Muzabel Welongo was the recipient of the first JWL Alumni Scholarship in October 2014. We asked Muzabel to give us an update of his time since receiving the award and what impact it may have given him.
As a graduate of the Diploma in Liberal studies I was the first recipient of a Jesuit Worldwide Learning Higher Education at the Margins (JWL) Scholarship. This scholarship enabled me to further my education here in the city of Nairobi in Kenya, Africa.
Receiving the JWL scholarship was very important for my life. First, furthering my education allowed me to be considered for the WISE Learners Voice Fellowship in Qatar as well as the YALI Leadership Program. In addition, I became more confident in my leadership with my organization, SAVIC and I have seen more new partners willing to support my program because they know I am a college graduate. Over the past six years, my work with SAVIC has made a considerable impact on the lives of the refugees, as it has also been a lesson to myself as a refugee. I lead a growing team of thirty energetic refugee workers, where I provide general strategic direction, organizational development, and fundraising. I am also a trainer and youth mentor, and I teach English, peer education, and entrepreneurship in the various SAVIC’s programs. In the past two years, I have been able to raise and manage $100,000 in grants and donations to support our programs, working in close collaboration with UNHCR and local partners. Under my leadership, 3,000 refugees have completed SAVIC’s education programs, and our sexual and reproductive health project has reached more than 8,000 young people in Kakuma.

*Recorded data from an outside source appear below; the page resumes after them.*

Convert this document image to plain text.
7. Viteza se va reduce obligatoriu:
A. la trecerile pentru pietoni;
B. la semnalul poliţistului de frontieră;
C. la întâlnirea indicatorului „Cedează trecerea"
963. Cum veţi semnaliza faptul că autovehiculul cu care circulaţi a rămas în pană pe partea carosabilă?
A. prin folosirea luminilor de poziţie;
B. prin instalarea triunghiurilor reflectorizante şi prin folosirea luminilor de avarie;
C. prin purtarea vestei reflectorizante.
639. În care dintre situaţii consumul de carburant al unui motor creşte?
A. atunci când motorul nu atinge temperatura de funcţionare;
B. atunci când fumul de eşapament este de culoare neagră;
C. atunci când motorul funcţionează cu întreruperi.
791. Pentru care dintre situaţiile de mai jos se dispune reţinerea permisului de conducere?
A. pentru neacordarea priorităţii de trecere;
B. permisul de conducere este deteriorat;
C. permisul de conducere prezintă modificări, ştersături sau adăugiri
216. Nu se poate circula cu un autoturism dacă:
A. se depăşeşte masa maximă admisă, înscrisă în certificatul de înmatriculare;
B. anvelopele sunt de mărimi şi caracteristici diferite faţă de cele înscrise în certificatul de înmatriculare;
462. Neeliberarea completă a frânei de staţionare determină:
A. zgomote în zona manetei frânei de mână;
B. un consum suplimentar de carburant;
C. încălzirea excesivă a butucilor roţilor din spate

Without the JWL scholarship, I would not have been able to grow SAVIC to this extent. I would still be able to run my programs in the community, but the innovativeness and technical skill I have now are a product of the JWL scholarship. All the achievements that my organization and I are making are a true legacy of the investment that Jesuit Worldwide Learning (JWL) has put in my education and growth.

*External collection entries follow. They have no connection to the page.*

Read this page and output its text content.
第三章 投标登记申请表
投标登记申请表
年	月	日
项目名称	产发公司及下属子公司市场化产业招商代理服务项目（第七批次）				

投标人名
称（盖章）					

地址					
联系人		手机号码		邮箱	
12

I was also recently selected as winner of the “120 Under 40” award in recognition for my leadership role in advancing adolescents’ sexual and reproductive health in the Kakuma refugee camp. Such recognition just reminds that I have a bigger role to play ahead, in empowering displaced people and in contributing to peace and economic stability in Africa.

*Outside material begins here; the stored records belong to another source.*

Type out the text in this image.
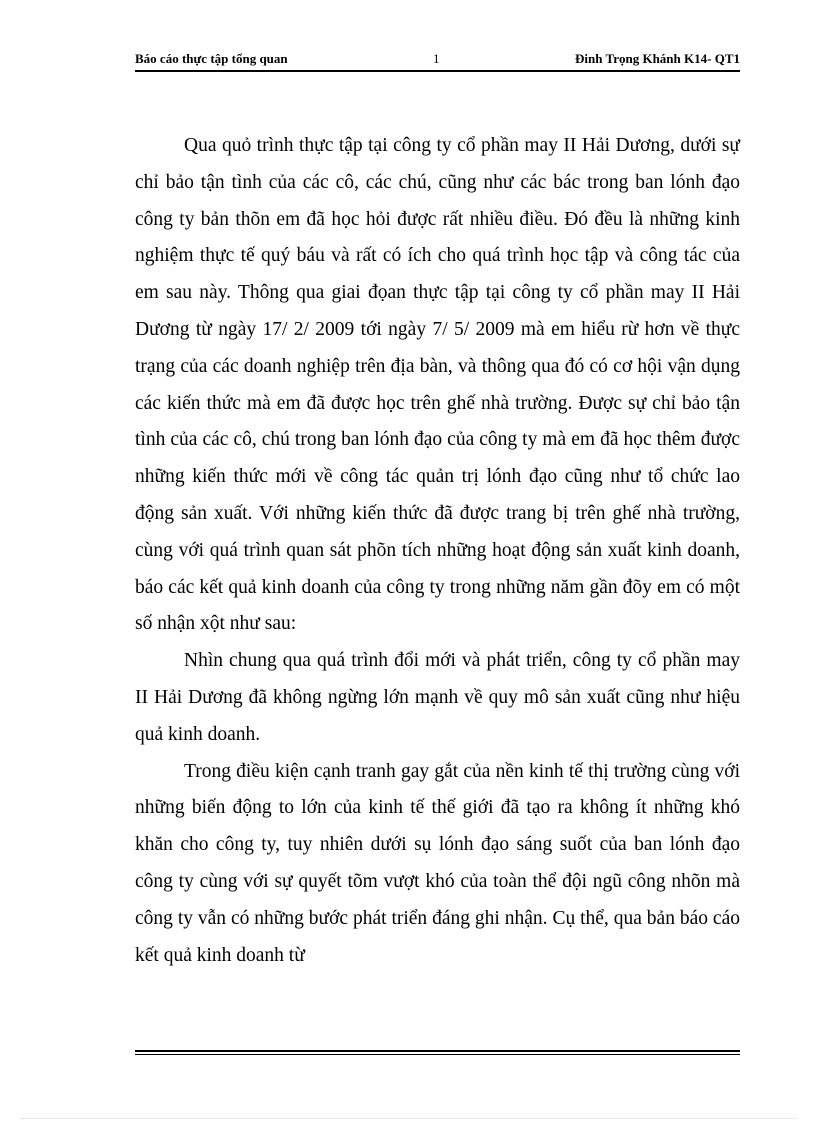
Báo cáo thực tập tổng quan	1	Đinh Trọng Khánh K14- QT1

Qua quỏ trình thực tập tại công ty cổ phần may II Hải Dương, dưới sự chỉ bảo tận tình của các cô, các chú, cũng như các bác trong ban lónh đạo công ty bản thõn em đã học hỏi được rất nhiều điều. Đó đều là những kinh nghiệm thực tế quý báu và rất có ích cho quá trình học tập và công tác của em sau này. Thông qua giai đọan thực tập tại công ty cổ phần may II Hải Dương từ ngày 17/ 2/ 2009 tới ngày 7/ 5/ 2009 mà em hiểu rừ hơn về thực trạng của các doanh nghiệp trên địa bàn, và thông qua đó có cơ hội vận dụng các kiến thức mà em đã được học trên ghế nhà trường. Được sự chỉ bảo tận tình của các cô, chú trong ban lónh đạo của công ty mà em đã học thêm được những kiến thức mới về công tác quản trị lónh đạo cũng như tổ chức lao động sản xuất. Với những kiến thức đã được trang bị trên ghế nhà trường, cùng với quá trình quan sát phõn tích những hoạt động sản xuất kinh doanh, báo các kết quả kinh doanh của công ty trong những năm gần đõy em có một số nhận xột như sau:

Nhìn chung qua quá trình đổi mới và phát triển, công ty cổ phần may II Hải Dương đã không ngừng lớn mạnh về quy mô sản xuất cũng như hiệu quả kinh doanh.

Trong điều kiện cạnh tranh gay gắt của nền kinh tế thị trường cùng với những biến động to lớn của kinh tế thế giới đã tạo ra không ít những khó khăn cho công ty, tuy nhiên dưới sụ lónh đạo sáng suốt của ban lónh đạo công ty cùng với sự quyết tõm vượt khó của toàn thể đội ngũ công nhõn mà công ty vẫn có những bước phát triển đáng ghi nhận. Cụ thể, qua bản báo cáo kết quả kinh doanh từ
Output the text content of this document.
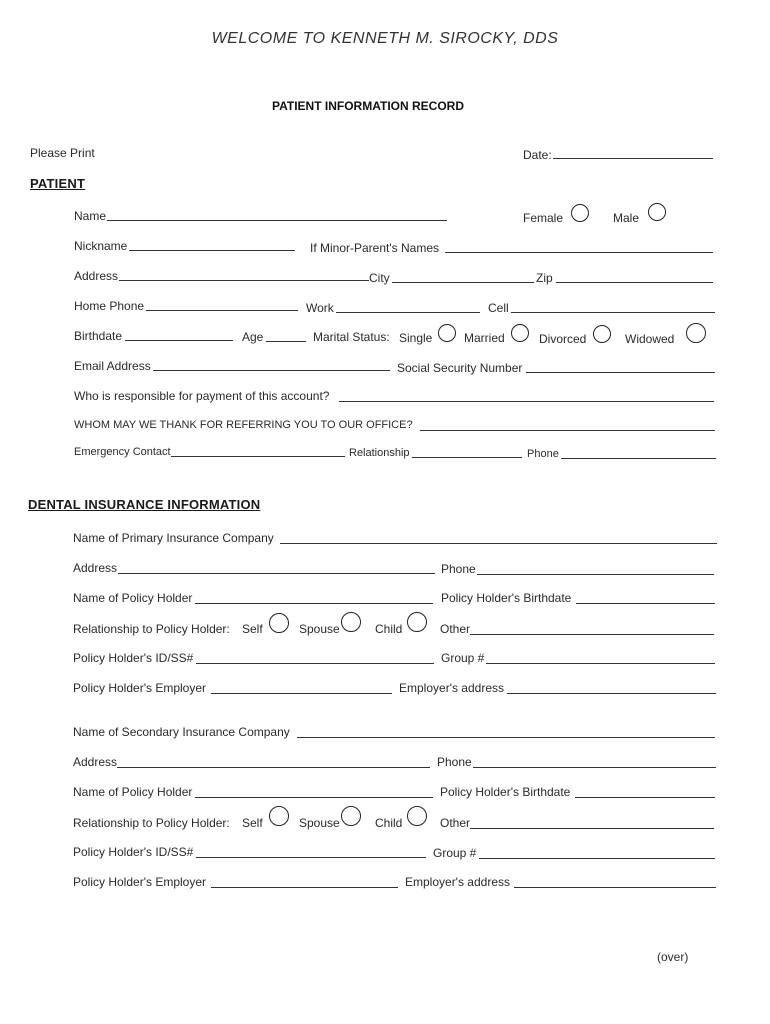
WELCOME TO KENNETH M. SIROCKY, DDS
PATIENT INFORMATION RECORD
Please Print	Date:
PATIENT
Name	Female	Male
Nickname	If Minor-Parent's Names
Address	City	Zip
Home Phone	Work	Cell
Birthdate	Age	Marital Status: Single	Married	Divorced	Widowed
Email Address	Social Security Number
Who is responsible for payment of this account?
WHOM MAY WE THANK FOR REFERRING YOU TO OUR OFFICE?
Emergency Contact	Relationship	Phone
DENTAL INSURANCE INFORMATION
Name of Primary Insurance Company
Address	Phone
Name of Policy Holder	Policy Holder's Birthdate
Relationship to Policy Holder: Self	Spouse	Child	Other
Policy Holder's ID/SS#	Group #
Policy Holder's Employer	Employer's address
Name of Secondary Insurance Company
Address	Phone
Name of Policy Holder	Policy Holder's Birthdate
Relationship to Policy Holder: Self	Spouse	Child	Other
Policy Holder's ID/SS#	Group #
Policy Holder's Employer	Employer's address
(over)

This is a dream that JWL has helped me achieve. The degree has offered the best opportunity for me to combine economics-centered approaches to policy, management of public affairs, and development. With my six years of experience in community-driven development in a refugee camp, I will utilize my skills from my JWL education to introduce more innovative projects in the SAVIC that promote education, health care, and livelihood development among displaced people, here in Kakuma and beyond. I would like to continue to use the knowledge, skills and experience I have gained from being in JWL and the scholarship I earned to grow my role as an agent for social change, because I am more confident that I have the necessary analytical and practical problem-solving skills that can help me excel as a development practitioner and activist. My hope is to continue with my education even further to pursue graduate studies to gain more expertise and skills that can help advance the work I have already started with fellow refugees here in Kakuma.
I feel very lucky to have received the scholarship to complete my undergraduate studies for the Bachelor of Economics at the Catholic University of Eastern Africa hoping to graduate in May 2017. I would wish to thank JWL for all the support offered to me personally and for affecting the lives of many refugees through my leadership. I will certainly continue my role as a leader, making change through programs that improve the conditions of lives of refugees, and I will always owe JWL for any success I make in my future role as a social change agent. Thank you!